|Even if Michael Brown could vote, he couldn't stop Ferguson's inevitable slide into just another failed black city (where once, individual white people collectively created a prosperous, thriving community)...|
Their future, because as the last white residents pull up the stakes they've put down in the city and depart for parts unknown, the soon-to-be 100 percent black city of Ferguson will be forgotten by the national press as it descends into East St. Louis, Camden, and Jackson, Mississippi status.
But for the next few days, the mainstream media will crow louder and fly higher than Peter Pan courtesy of the happy thoughts generated by more black people elected to office in Ferguson.

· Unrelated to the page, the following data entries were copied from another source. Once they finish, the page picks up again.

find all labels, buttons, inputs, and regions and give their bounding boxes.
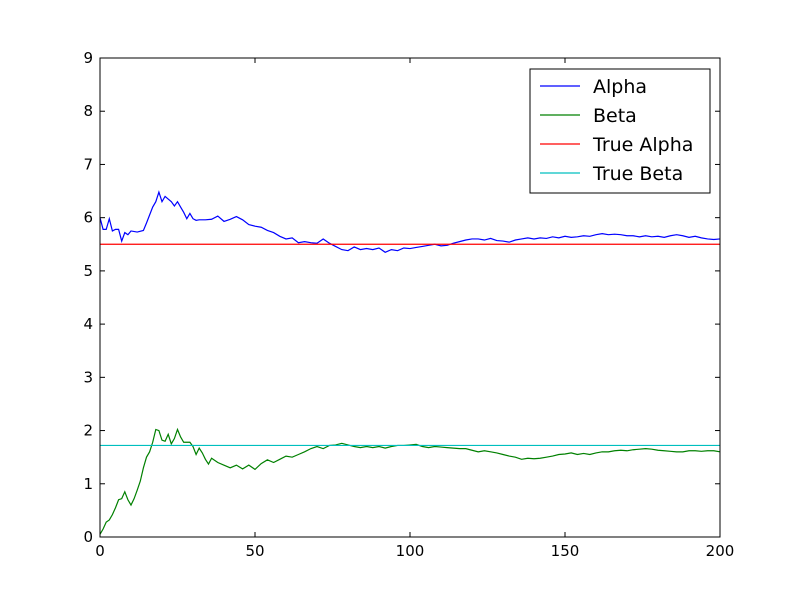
- x-tick-label: 100: [396, 542, 425, 560]
- y-tick-label: 4: [83, 315, 93, 333]
- tick-layer: 0 50 100 150 200 0 1 2 3 4 5 6 7 8 9: [83, 49, 734, 560]
- y-tick-label: 2: [83, 422, 93, 440]
- y-tick-label: 8: [83, 102, 93, 120]
- legend-label: Alpha: [593, 76, 647, 98]
- x-tick-label: 50: [245, 542, 264, 560]
- y-tick-label: 1: [83, 475, 93, 493]
- legend-box: [529, 68, 711, 194]
- y-tick-label: 9: [83, 49, 93, 67]
- legend-label: True Alpha: [592, 134, 693, 156]
- legend-label: True Beta: [592, 163, 683, 185]
- y-tick-label: 7: [83, 155, 93, 173]
- legend: Alpha Beta True Alpha True Beta: [529, 68, 711, 194]
- series-line-alpha: [99, 190, 721, 253]
- x-tick-label: 150: [551, 542, 580, 560]
- legend-label: Beta: [593, 105, 637, 127]
- y-tick-label: 0: [83, 528, 93, 546]
- y-tick-label: 5: [83, 262, 93, 280]
- x-tick-label: 200: [706, 542, 735, 560]
- series-line-beta: [99, 427, 721, 535]
- y-tick-label: 6: [83, 209, 93, 227]
- series-layer: [99, 190, 721, 535]
- x-tick-label: 0: [95, 542, 105, 560]
- y-tick-label: 3: [83, 368, 93, 386]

With a vested interested in the situation in progressively blacker and blacker Ferguson, the mainstream media is in dire need of a positive return on investment for the thousands of hours they've devoted to expending energy creating a faux-controversy in the decaying suburb of just more than 21,000 people.
Blacks students from Atlanta spent Spring Break in Ferguson trying to convince black people to register to vote (what percentage of blacks on Section 8 Vouchers in Ferguson are barred from voting due to prior felonies?), while black students from Montgomery spent Spring Break making Panama City unsafe for college students everywhere.
Either way, the black population in Ferguson will continue to make life for the dwindling white population unsafe (be it by lowering property value or eroding whatever social capital remains in the city).
The great lesson though of the push to register more black people in Ferguson to vote is how embarrassingly unreceptive the black people of Ferguson have been to actually registering to vote.
First, let's start with The New York Times. [Getting Ferguson Majority to Show Its Clout at Polls, 8-30-14]:
Down the street from where the body of Michael Brown lay for hours after he was shot three weeks ago, volunteers have appeared beside folding tables under fierce sunshine to sign up new voters. On West Florissant Avenue, the site of sometimes violent nighttime protests for two weeks, voter-registration tents popped up during the day and figures like the Rev. Jesse L. Jackson Sr. lectured about the power of the vote.
N.A.A.C.P. leaders are creating a door-to-door voter registration effort with a jarring reminder as its theme: “Mike Brown Can’t Vote, but I Can.” Senator Claire McCaskill, a Missouri Democrat, is working with others to hold a “candidate school” for people, including young black residents who say they want to serve on a city council or school board but need guidance on what a political campaign requires.Let's get one thing straight: the path Michael Brown was walking before he attempted to procure Officer Darren Wilson's gun was one inevitably leading to his forfeiting the right to vote. Had Brown not charged Wilson, he would have been arrested and lost his ability to vote due to the violent crime he had just engaged in.
Initially, the "Mike Brown Can't Vote, but I Can" voter registration drive seemed to be highly successful, with the media prematurely Tinker Belling all over themselves with the news more than 3,000 people had been registered to vote!
But that news couldn't fly, with the media forced to come back down to earth when it was revealed only 128 people (not the original 3,287 reported and joyously celebrate by the media) had registered in the "Mike Brown Can't Vote, but I can" campaign...
There's no doubt the mainstream media is already sprinkling themselves with the same fairy dust used when Eric Holder unveiled the infamous double-switch (throwing the Department of Justice's Darren Wilson report down the memory and replacing it with the searing, damning, scathing, horrifically drowning in white supremacy "see how racist the entire Ferguson Police Department is" report), anticipating the popping of champagne bottles to pleasurably float down the inebriated river of white people losing any representation in local government.
In the mainstream media's view, the remaining white people in Ferguson deserve what's coming to them, with this election serving as one of the last moments to gloat (the only remaining times are the election of the first black mayor, the appointing of the first black police chief, and the re-opening of a Sonic... wait, that's 80 percent black Selma!); because with the political takeover of Ferguson by democratically elected black people, the city will only sped up the moment in which the last white person departs the city for good.
And then, the media will no longer have any stories to report from the city, save a rekindling of those seven "shockingly racist" (sic) emails found in the public emails of former white city employees, as a reminder of the "racism" blacks had to overcome...
Voters in 70 percent black Ferguson will go to the polls tomorrow to elect blacker and better candidates to represent the city of their future. But we must remember the future of Ferguson is a representation of the type of community individual black people can collectively create.